PoisonAlien commented 5 years ago

Thank you @ShixiangWang for debugging. @jeff-meng could you please install the tool from GitHub and try again ?

jeff-meng commented 5 years ago

Thanks @ShixiangWang and @PoisonAlien! The sample code involving LAML works perfectly, but my code still makes MutSig q-value bars that are too wide. I tried commenting out the oncoplot "gene" argument that specifies my selection of genes to display, and the resulting plot looked fine. So I think the problem is that the q-value plotting is not compatible with gene selection. I would really appreciate it if you can fix this!

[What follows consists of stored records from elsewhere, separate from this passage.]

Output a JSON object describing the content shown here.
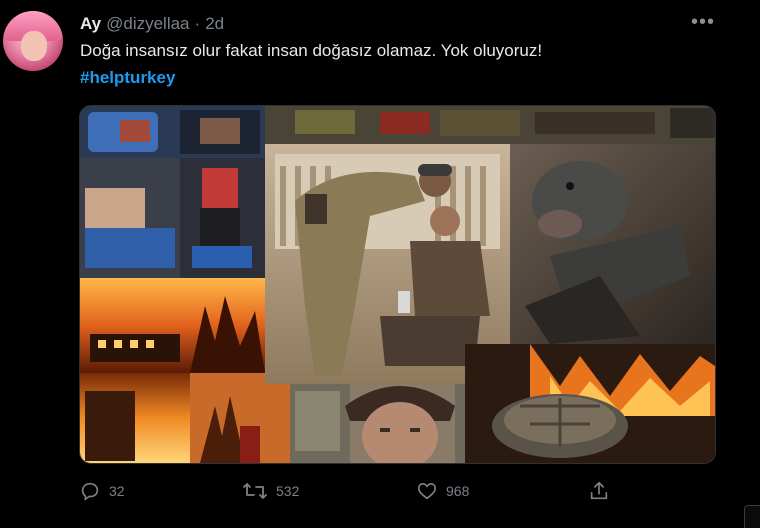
{
  "author": {
    "display_name": "Ay",
    "handle": "@dizyellaa",
    "separator": "·",
    "time": "2d"
  },
  "tweet": {
    "text": "Doğa insansız olur fakat insan doğasız olamaz. Yok oluyoruz!",
    "hashtag": "#helpturkey"
  },
  "media": {
    "description_tiles": [
      "injured-people",
      "forest-fire",
      "soldier-helping-man",
      "burned-animal",
      "burning-town",
      "young-man",
      "tortoise-in-fire"
    ]
  },
  "actions": {
    "reply_count": "32",
    "retweet_count": "532",
    "like_count": "968"
  },
  "more_label": "•••"
}
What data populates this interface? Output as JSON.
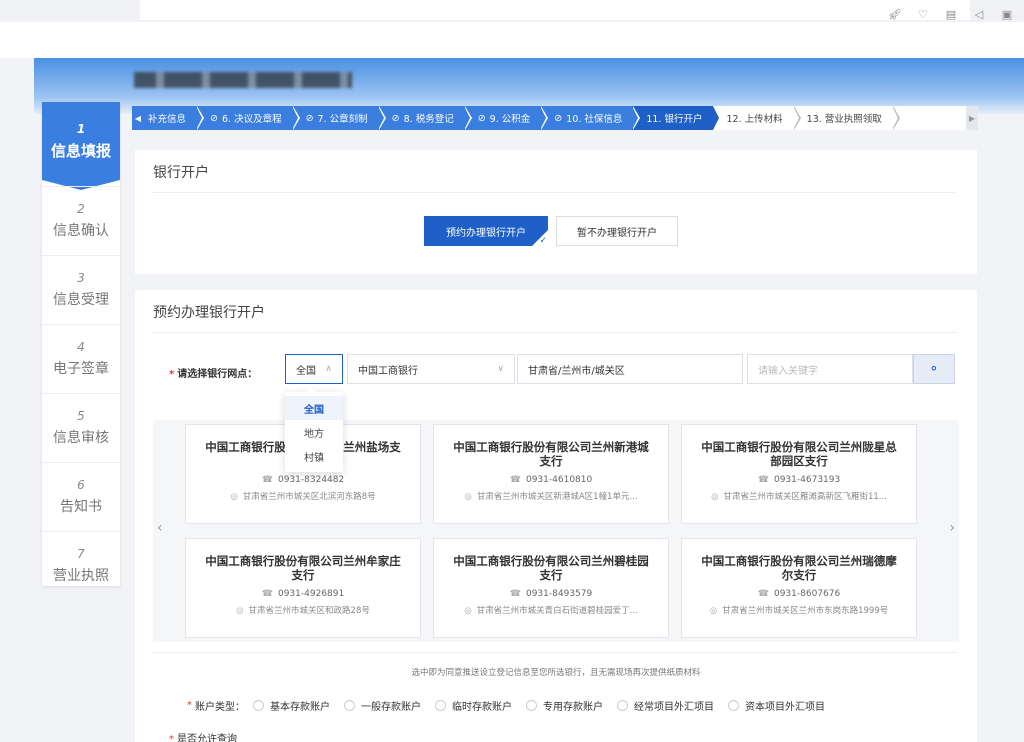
{
  "toolbar_icons": [
    "rocket-icon",
    "heart-icon",
    "trash-icon",
    "speaker-icon",
    "window-icon"
  ],
  "steps": [
    {
      "num": "1",
      "label": "信息填报",
      "active": true
    },
    {
      "num": "2",
      "label": "信息确认"
    },
    {
      "num": "3",
      "label": "信息受理"
    },
    {
      "num": "4",
      "label": "电子签章"
    },
    {
      "num": "5",
      "label": "信息审核"
    },
    {
      "num": "6",
      "label": "告知书"
    },
    {
      "num": "7",
      "label": "营业执照"
    }
  ],
  "crumbs": [
    {
      "label": "补充信息",
      "state": "done"
    },
    {
      "label": "6. 决议及章程",
      "state": "done"
    },
    {
      "label": "7. 公章刻制",
      "state": "done"
    },
    {
      "label": "8. 税务登记",
      "state": "done"
    },
    {
      "label": "9. 公积金",
      "state": "done"
    },
    {
      "label": "10. 社保信息",
      "state": "done"
    },
    {
      "label": "11. 银行开户",
      "state": "current"
    },
    {
      "label": "12. 上传材料",
      "state": "todo"
    },
    {
      "label": "13. 营业执照领取",
      "state": "todo"
    }
  ],
  "bank_section": {
    "title": "银行开户",
    "btn_yes": "预约办理银行开户",
    "btn_no": "暂不办理银行开户"
  },
  "reserve_section": {
    "title": "预约办理银行开户",
    "select_label": "请选择银行网点：",
    "scope": "全国",
    "bank": "中国工商银行",
    "region": "甘肃省/兰州市/城关区",
    "keyword_placeholder": "请输入关键字",
    "dropdown": [
      "全国",
      "地方",
      "村镇"
    ]
  },
  "cards": [
    {
      "name": "中国工商银行股份有限公司兰州盐场支行",
      "phone": "0931-8324482",
      "addr": "甘肃省兰州市城关区北滨河东路8号"
    },
    {
      "name": "中国工商银行股份有限公司兰州新港城支行",
      "phone": "0931-4610810",
      "addr": "甘肃省兰州市城关区新港城A区1幢1单元..."
    },
    {
      "name": "中国工商银行股份有限公司兰州陇星总部园区支行",
      "phone": "0931-4673193",
      "addr": "甘肃省兰州市城关区雁滩高新区飞雁街11..."
    },
    {
      "name": "中国工商银行股份有限公司兰州牟家庄支行",
      "phone": "0931-4926891",
      "addr": "甘肃省兰州市城关区和政路28号"
    },
    {
      "name": "中国工商银行股份有限公司兰州碧桂园支行",
      "phone": "0931-8493579",
      "addr": "甘肃省兰州市城关青白石街道碧桂园爱丁..."
    },
    {
      "name": "中国工商银行股份有限公司兰州瑞德摩尔支行",
      "phone": "0931-8607676",
      "addr": "甘肃省兰州市城关区兰州市东岗东路1999号"
    }
  ],
  "notice": "选中即为同意推送设立登记信息至您所选银行，且无需现场再次提供纸质材料",
  "account_type": {
    "label": "账户类型：",
    "options": [
      "基本存款账户",
      "一般存款账户",
      "临时存款账户",
      "专用存款账户",
      "经常项目外汇项目",
      "资本项目外汇项目"
    ]
  },
  "last_label": "是否允许查询"
}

oncoplot(maf = comb_maf, colors = col, mutsig = mutsig, mutsigQval = 0.1, 
         #genes=cm_genes,
         keepGeneOrder = T, GeneOrderSort = F, #don't sort samples by gene mut
         removeNonMutated=F,
         clinicalFeatures = c("Response", "Sample_source"), sortByAnnotation = TRUE, annotationOrder=c("CR","PR","SD","PD","SPP"),
         annotationColor = annot_colors)

image

ShixiangWang commented 5 years ago

@jeff-meng May you provide regarding data files and send to @PoisonAlien so he can fix this bug?

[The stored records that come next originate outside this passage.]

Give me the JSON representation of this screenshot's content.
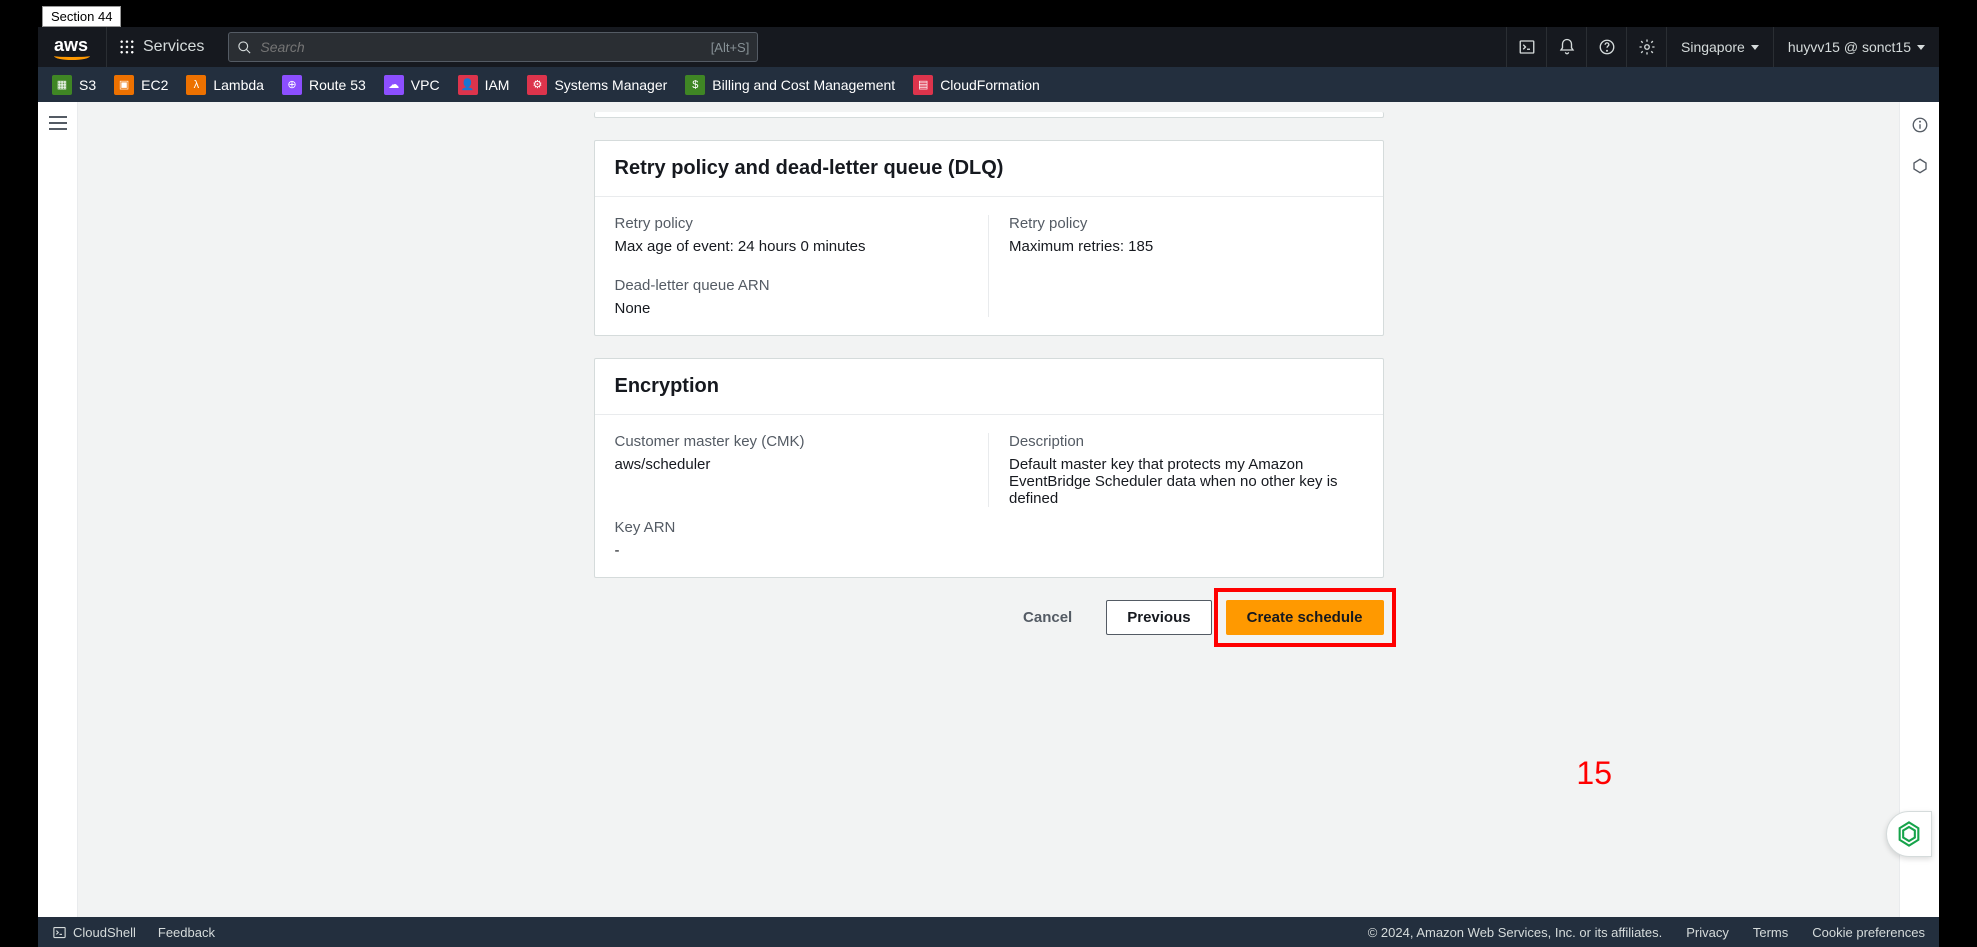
{
  "section_tag": "Section 44",
  "topbar": {
    "logo_text": "aws",
    "services_label": "Services",
    "search_placeholder": "Search",
    "search_shortcut": "[Alt+S]",
    "region": "Singapore",
    "user": "huyvv15 @ sonct15"
  },
  "favorites": [
    {
      "label": "S3"
    },
    {
      "label": "EC2"
    },
    {
      "label": "Lambda"
    },
    {
      "label": "Route 53"
    },
    {
      "label": "VPC"
    },
    {
      "label": "IAM"
    },
    {
      "label": "Systems Manager"
    },
    {
      "label": "Billing and Cost Management"
    },
    {
      "label": "CloudFormation"
    }
  ],
  "sections": {
    "retry": {
      "title": "Retry policy and dead-letter queue (DLQ)",
      "left": {
        "policy_label": "Retry policy",
        "policy_value": "Max age of event: 24 hours 0 minutes",
        "dlq_label": "Dead-letter queue ARN",
        "dlq_value": "None"
      },
      "right": {
        "policy_label": "Retry policy",
        "policy_value": "Maximum retries: 185"
      }
    },
    "encryption": {
      "title": "Encryption",
      "left": {
        "cmk_label": "Customer master key (CMK)",
        "cmk_value": "aws/scheduler",
        "arn_label": "Key ARN",
        "arn_value": "-"
      },
      "right": {
        "desc_label": "Description",
        "desc_value": "Default master key that protects my Amazon EventBridge Scheduler data when no other key is defined"
      }
    }
  },
  "footer_actions": {
    "cancel": "Cancel",
    "previous": "Previous",
    "create": "Create schedule"
  },
  "annotation_number": "15",
  "bottombar": {
    "cloudshell": "CloudShell",
    "feedback": "Feedback",
    "copyright": "© 2024, Amazon Web Services, Inc. or its affiliates.",
    "privacy": "Privacy",
    "terms": "Terms",
    "cookies": "Cookie preferences"
  }
}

jeff-meng commented 5 years ago

Thanks, @ShixiangWang and @PoisonAlien. I would provide my data, but more conveniently, I reproduced the problem with the demo LAML data:

laml.maf = system.file('extdata', 'tcga_laml.maf.gz', package = 'maftools')
laml.clin = system.file('extdata', 'tcga_laml_annot.tsv', package = 'maftools')
laml = read.maf(maf = laml.maf,
                clinicalData = laml.clin,
                verbose = FALSE)
laml.mutsig = system.file("extdata", "LAML_sig_genes.txt.gz", package = "maftools")
oncoplot(
  maf = laml,
  mutsig = laml.mutsig,
  mutsigQval = 0.01,
  genes=c("BRAF", "NRAS", "HRAS", "KRAS","NF1", "TP53", "CDKN2A")
) 

and I get: image

PoisonAlien commented 5 years ago

Hi, Thing is if you're passing significant gene list, it will plot all the genes below threshold - hence genes or top arguments wont work. If you really want to restrict then you could use exprsTbl argument. Something like below,

> laml.mutsig = system.file("extdata", "LAML_sig_genes.txt.gz", package = "maftools")
> ms_res = data.table::fread(input = laml.mutsig)
> ms_res = ms_res[,.(gene, q)]
> ms_res[, q := -log10(q)]
> head(ms_res)
gene        q
1:   FLT3 12.64176
2: DNMT3A 12.64176
3:   NPM1 12.64176
4:   IDH2 12.64176
5:   IDH1 12.64176
6:   TET2 12.64176
> oncoplot(maf = laml, exprsTbl = ms_res)
#You can include `top` or `genes` argument

Let me know if this helps. You may have to install from GiHub again for the fixes.

jeff-meng commented 5 years ago

Thanks, @PoisonAlien !

Now I see that it was silly of my to provide a gene list of interested that contained gene with MutSig q > 0.1 and at the same time specify a mutsigQval cutoff of 0.1. I downloaded the latest Maftools and the trick with exprsTbl works! I just needed to add a line to your code above to rename "gene" as "genes": colnames(ms_res)[1] = "genes"

Still, I wonder if you could make the oncoplot argument "mutsig" work with gene selection by "genes". With the "genes" argument present, even when I set the mutsigQval threshold to 1, oncoplot still displays only genes with q < 0.1

PoisonAlien commented 5 years ago

Yes. That was the point of using mutsig option to pre-select the genes based on q-value threshold. But if you still think it will be an additional value, then I will push the changes.